Life expectancies maybe on the rise for everyone, but statistically, women are more likely to outlive their male counterparts. Longevity is one of the most important possibilities that women need to factor in while drawing up their financial roadmap. Women generally have a tendency to gravitate towards more traditional forms of investment like PPF, KVP, NSC and FDs. However, they should accord equal importance to equity-linked investments like mutual funds. These will not only help save taxes but also trump other investment options in terms of returns, lock-in period (shortest lock-in period of three years) and tax-treatment of gains. However, investing in mutual funds calls for an assessment of financial goals first. A financial planner can help create the right portfolio of investments based on those goals.

Women will have more mid-career breaks

Caring for a child, ageing parent or ill spouse is likely a situation that women will have to grapple with at some point in their lives. Carrying out these duties alongside a full-time job is a real challenge. Most have to give up their jobs to be able to take on these roles. These situations have potential financial implications that are often ignored while building a financial corpus. Plan for a retirement corpus that is not depleted of its financial resources owing to long-term caregiving for an ill spouse or ageing parent.

Women are wired differently

Women and men are poles apart when it comes to their risk appetite for investments. Most women often make the mistake of being too conservative in their portfolios and choice of investments. Expert guidance from a financial adviser can help women increase their investment appetite and build their financial confidence.

The pay gap exists, still

The gender gap has far-reaching consequences that extend beyond women’s career advancement. It even determines their financial stability in terms of their eligibility for credit cards and personal loans as well as their ability to save for the future through mutual funds or fixed deposits. Your retirement income will be based upon the accumulation of your lifetime savings. This means that the pay gap will result in a substantial retirement wage gap. Many women, including those who are homemakers, hold off saving for their retirement until they reach their 40s. Women should start early with investing for their retirement corpus. That way, despite career breaks or the pay gap, their investments will get more time to grow and benefit from the power of compounding.

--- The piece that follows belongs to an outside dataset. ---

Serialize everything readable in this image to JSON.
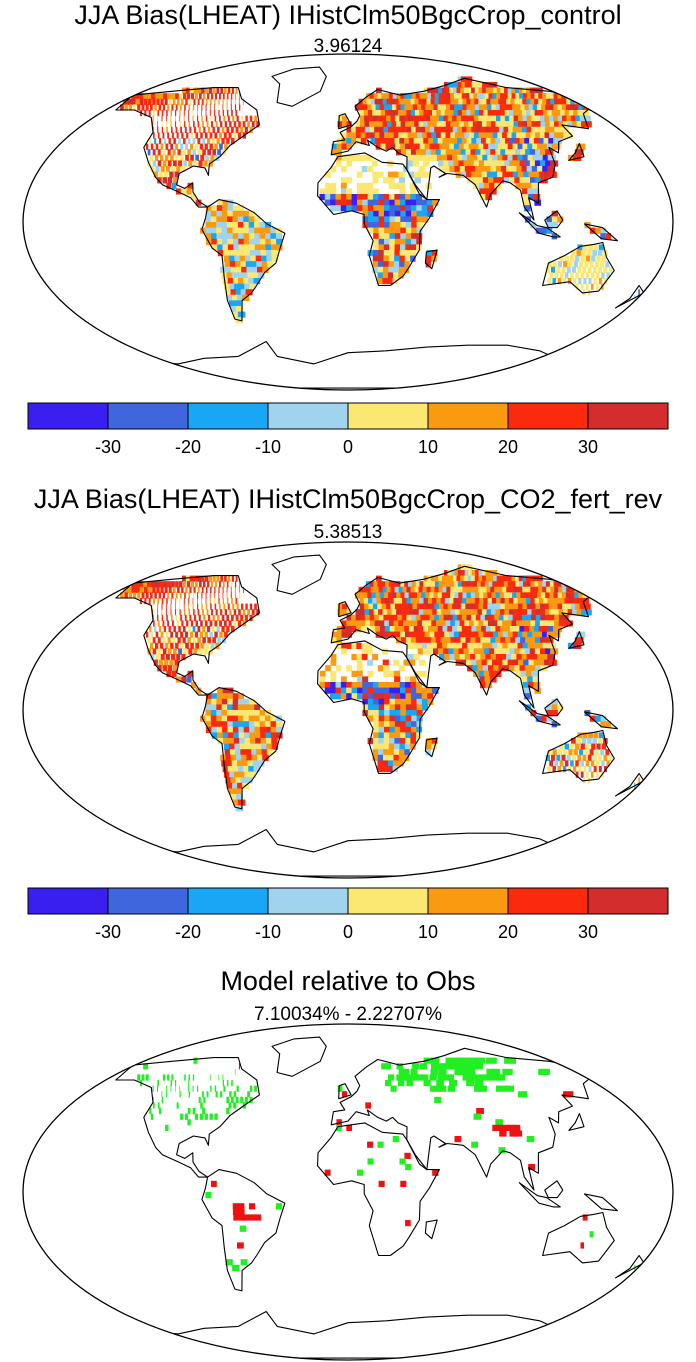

Get an individual comprehensive Health Insurance plan

Here’s a revelation that will raise eyebrows: a lot of women rule out the need for health insurance because they imagine they would never fall sick or face any health-related complications. As short-sighted as it may seem, women fail to realise that diseases don’t discriminate and no matter how healthy or fit you may be today, no one can predict the future. Juggling between demanding work and personal lives can bring with it its own set of lifestyle disorders like cardiac diseases, obesity, diabetes, etc. Given that in most cases, women steer the ship when it comes to their household, a sudden bout of illness or disease may bring the household to a standstill and jeopardise the family’s finances.

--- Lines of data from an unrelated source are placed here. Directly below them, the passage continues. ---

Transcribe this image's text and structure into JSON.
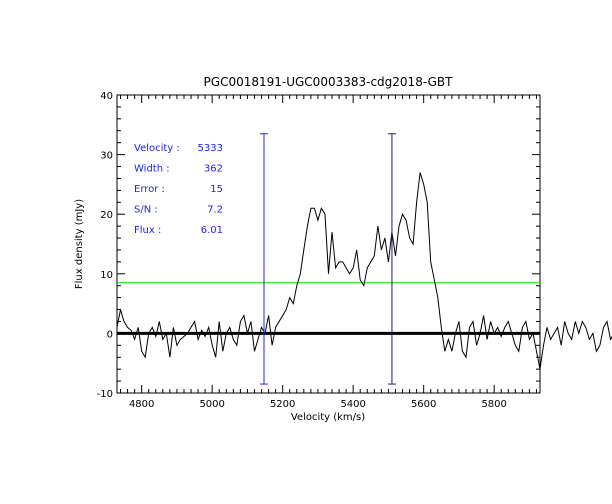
{
  "chart_data": {
    "type": "line",
    "title": "PGC0018191-UGC0003383-cdg2018-GBT",
    "xlabel": "Velocity (km/s)",
    "ylabel": "Flux density (mJy)",
    "xlim": [
      4730,
      5930
    ],
    "ylim": [
      -10,
      40
    ],
    "xticks": [
      4800,
      5000,
      5200,
      5400,
      5600,
      5800
    ],
    "yticks": [
      -10,
      0,
      10,
      20,
      30,
      40
    ],
    "grid": false,
    "x_start": 4730,
    "x_step": 10,
    "flux": [
      1,
      4,
      2,
      1,
      0.5,
      -1,
      1,
      -3,
      -4,
      0,
      1,
      -0.5,
      2,
      -1,
      0,
      -4,
      1,
      -2,
      -1,
      -0.5,
      0,
      1,
      2,
      -1,
      0.5,
      -0.5,
      1,
      -2,
      -4,
      2,
      -3,
      0,
      1,
      -1,
      -2,
      2,
      3,
      0,
      2,
      -3,
      -1,
      1,
      0,
      3,
      -2,
      1,
      2,
      3,
      4,
      6,
      5,
      8,
      10,
      14,
      18,
      21,
      21,
      19,
      21,
      20,
      10,
      17,
      11,
      12,
      12,
      11,
      10,
      11,
      14,
      9,
      8,
      11,
      12,
      13,
      18,
      14,
      16,
      12,
      17,
      13,
      18,
      20,
      19,
      16,
      15,
      22,
      27,
      25,
      22,
      12,
      9,
      6,
      1,
      -3,
      -1,
      -3,
      0,
      2,
      -3,
      -4,
      1,
      2,
      -2,
      0,
      3,
      -1,
      2,
      0,
      1,
      -0.5,
      1,
      2,
      0,
      -2,
      -3,
      1,
      2,
      -1,
      0,
      -3,
      -6,
      -2,
      1,
      -1,
      0,
      1,
      -2,
      2,
      0,
      -1,
      2,
      0,
      2,
      1,
      -1,
      0,
      -3,
      -2,
      1,
      2,
      -1,
      0,
      2,
      1
    ],
    "series_colors": {
      "spectrum": "#000000",
      "zero_line": "#000000",
      "threshold": "#00e000",
      "left_edge": "#2020ff",
      "right_edge": "#1a1a80"
    },
    "threshold_flux": 8.5,
    "left_edge_velocity": 5147,
    "right_edge_velocity": 5510,
    "annotations": [
      {
        "label": "Velocity :",
        "value": "5333"
      },
      {
        "label": "Width :",
        "value": "362"
      },
      {
        "label": "Error :",
        "value": "15"
      },
      {
        "label": "S/N :",
        "value": "7.2"
      },
      {
        "label": "Flux :",
        "value": "6.01"
      }
    ],
    "annotation_color": "#2020ff"
  }
}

Most organisations today, as a part of their compensation package, offer employees a health insurance plan that covers employees as well their dependents. Sadly, a large segment of women assume this cover to be enough and do not feel the need to have an individual health insurance plan. What most fail to realise is that in today’s volatile job market where job loss is frequent, it is imprudent to rely on the employee health insurance cover alone. If you face an unanticipated medical emergency while you’re between jobs, this company-offered health cover will prove to be useless. Since women tend to also have a longer lifespan, it becomes imperative for them to have an individual health cover.

A sound financial plan is all the fillip a woman needs to go forth and conquer new milestones without looking back. Onwards and upwards!